Furthermore, if the physics middleware is controlling the transformation of your scene's objects, then having a separate transformation-hierarchy in your graphical representation isn't very useful (another reason why traditional scene-graphs aren't very popular any more). Hence I've hooked it up so that the output from the physics-scene can be copied across to the graphics scene without there being any "transformation hierarchy" to be kept in sync.

So I'm arguing against the need for "transformation hierarchies" in particular.

I think Sneftel is arguing against the need for component hierarchies of any sort.

@Zipster - data-defined components (aka 'entity templates') go into a factory just like 'native' components do.

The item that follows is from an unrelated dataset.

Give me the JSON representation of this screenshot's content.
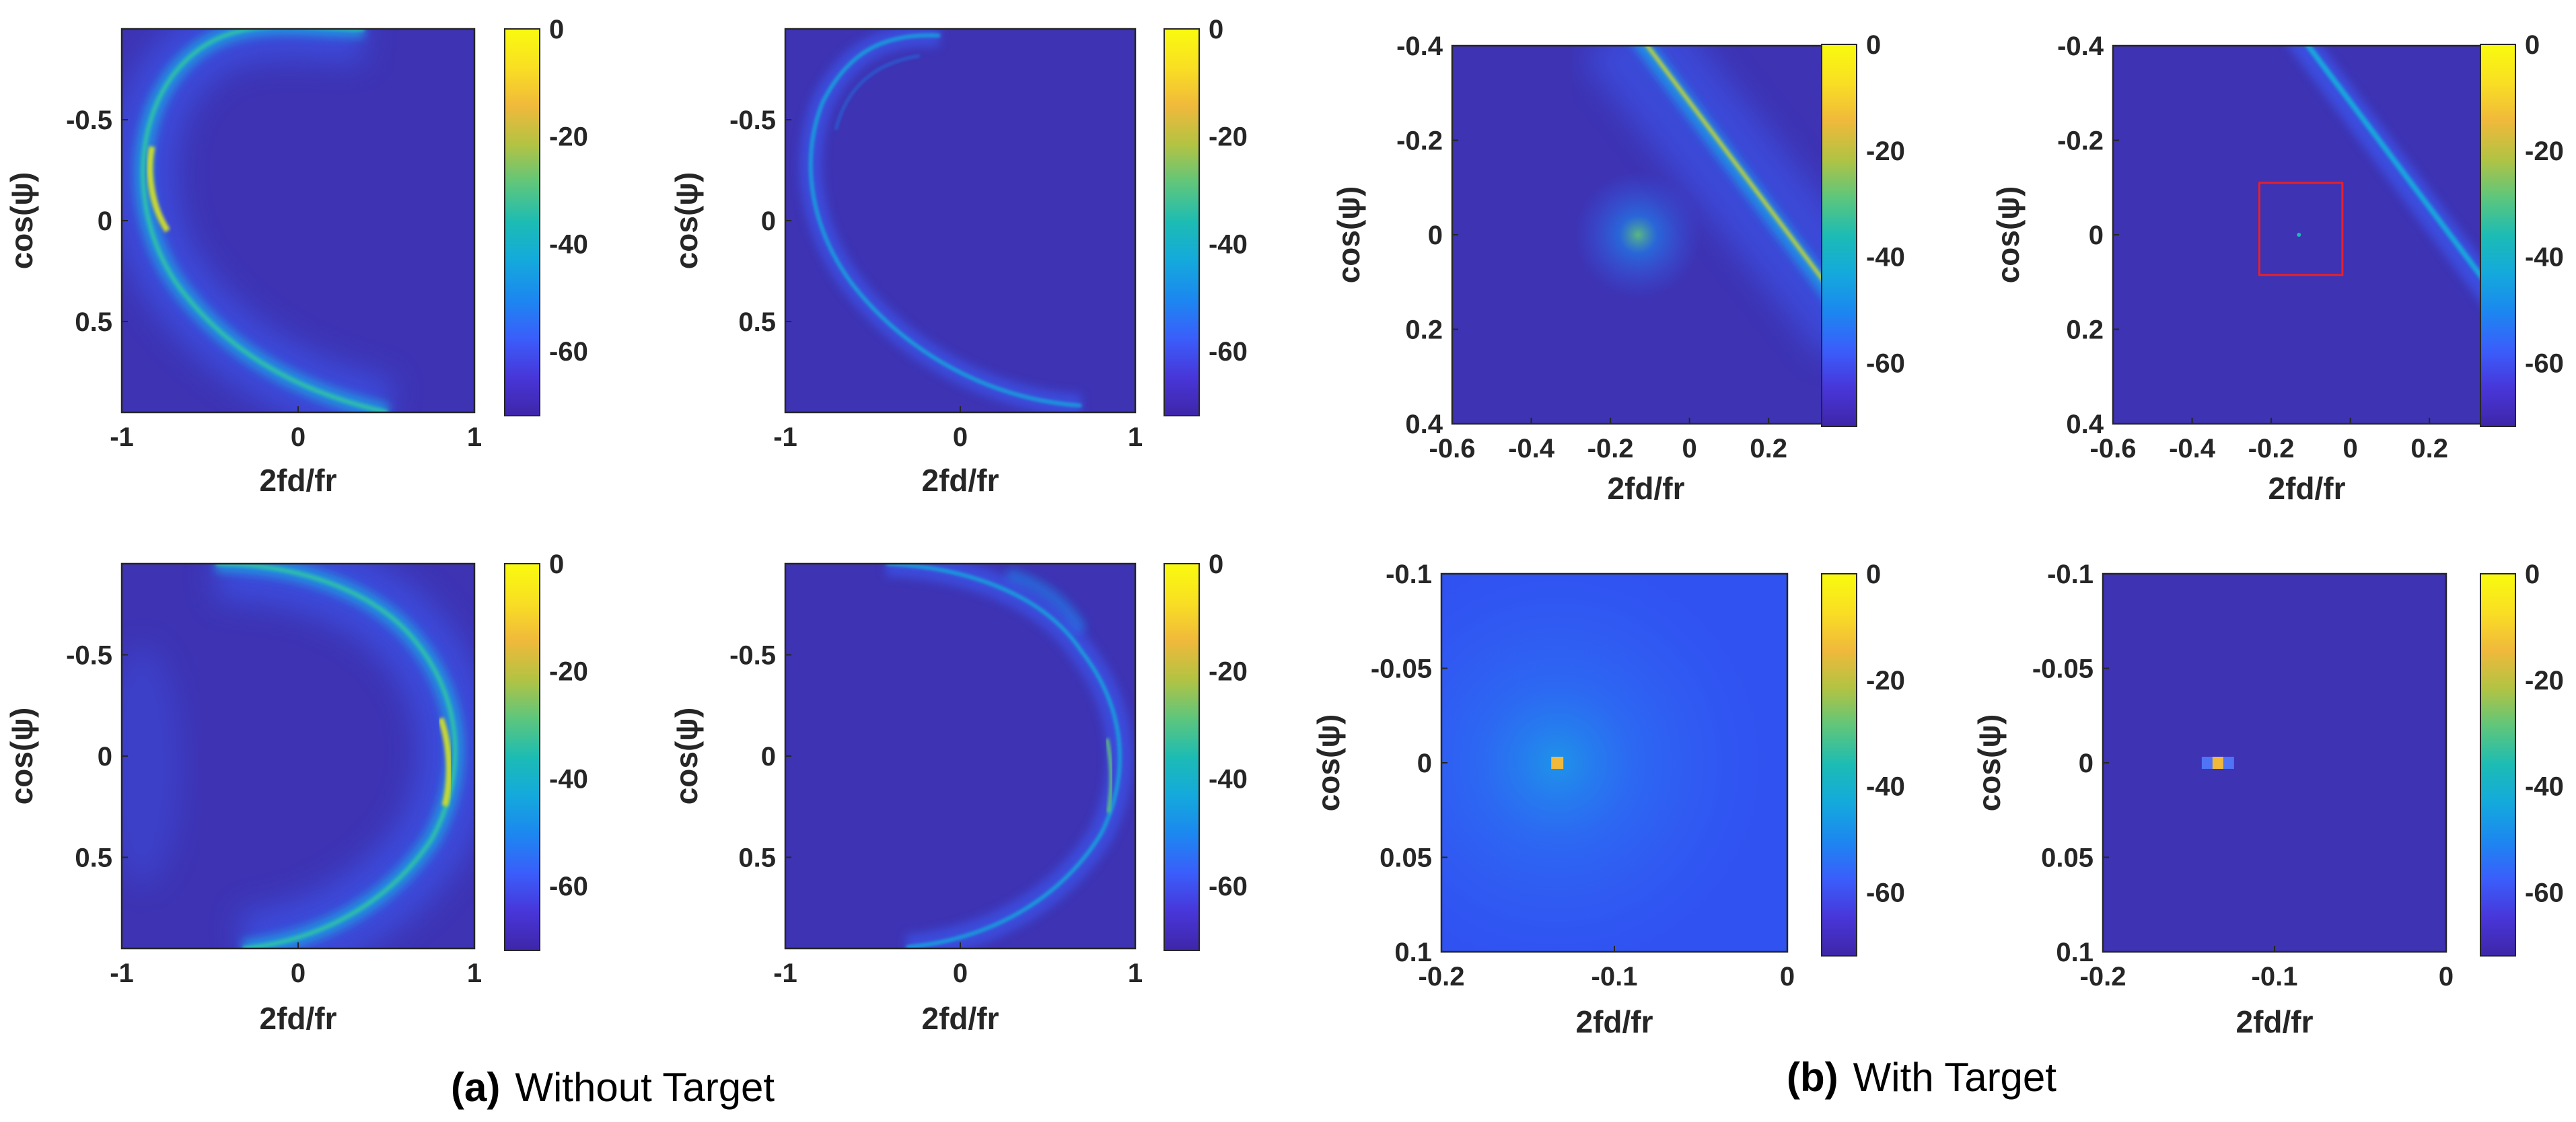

entity is a componententity has many componentsentity template is a component descriptorentity template has many component descriptorsfactory creates entities from entity templates

Native components register their constructors with the factory, so data files can pass fixed data (like sibling relationships) to them. Entity templates can also define 'data-driven constructors', which take arbitrary arguments and forward them on to child-component constructors. This whole registering constructors thing turned out pretty complex though, sometimes I wonder if I shouldn't have just used a map<string,string> constructor for everything, or implemented the templates/factory in Lua, etc ;)

Actually, we've discussed it before and you gave me the phrase "composition system" to differentiate it from the type of system Sneftel is describing ;)

[Edited by - Hodgman on July 13, 2010 6:53:15 AM]

Quote:Original post by Hodgman
I modeled mine around the way that physics middleware works (in my experience). Usually you don't set up hierarchies of objects, you just create joints/constraints between them.

Ok, that is a convincing argument.

Now let's say I wanted to add a particle system to the car's exhaust pipe or spot lights at the front - would you solve that using joints as well?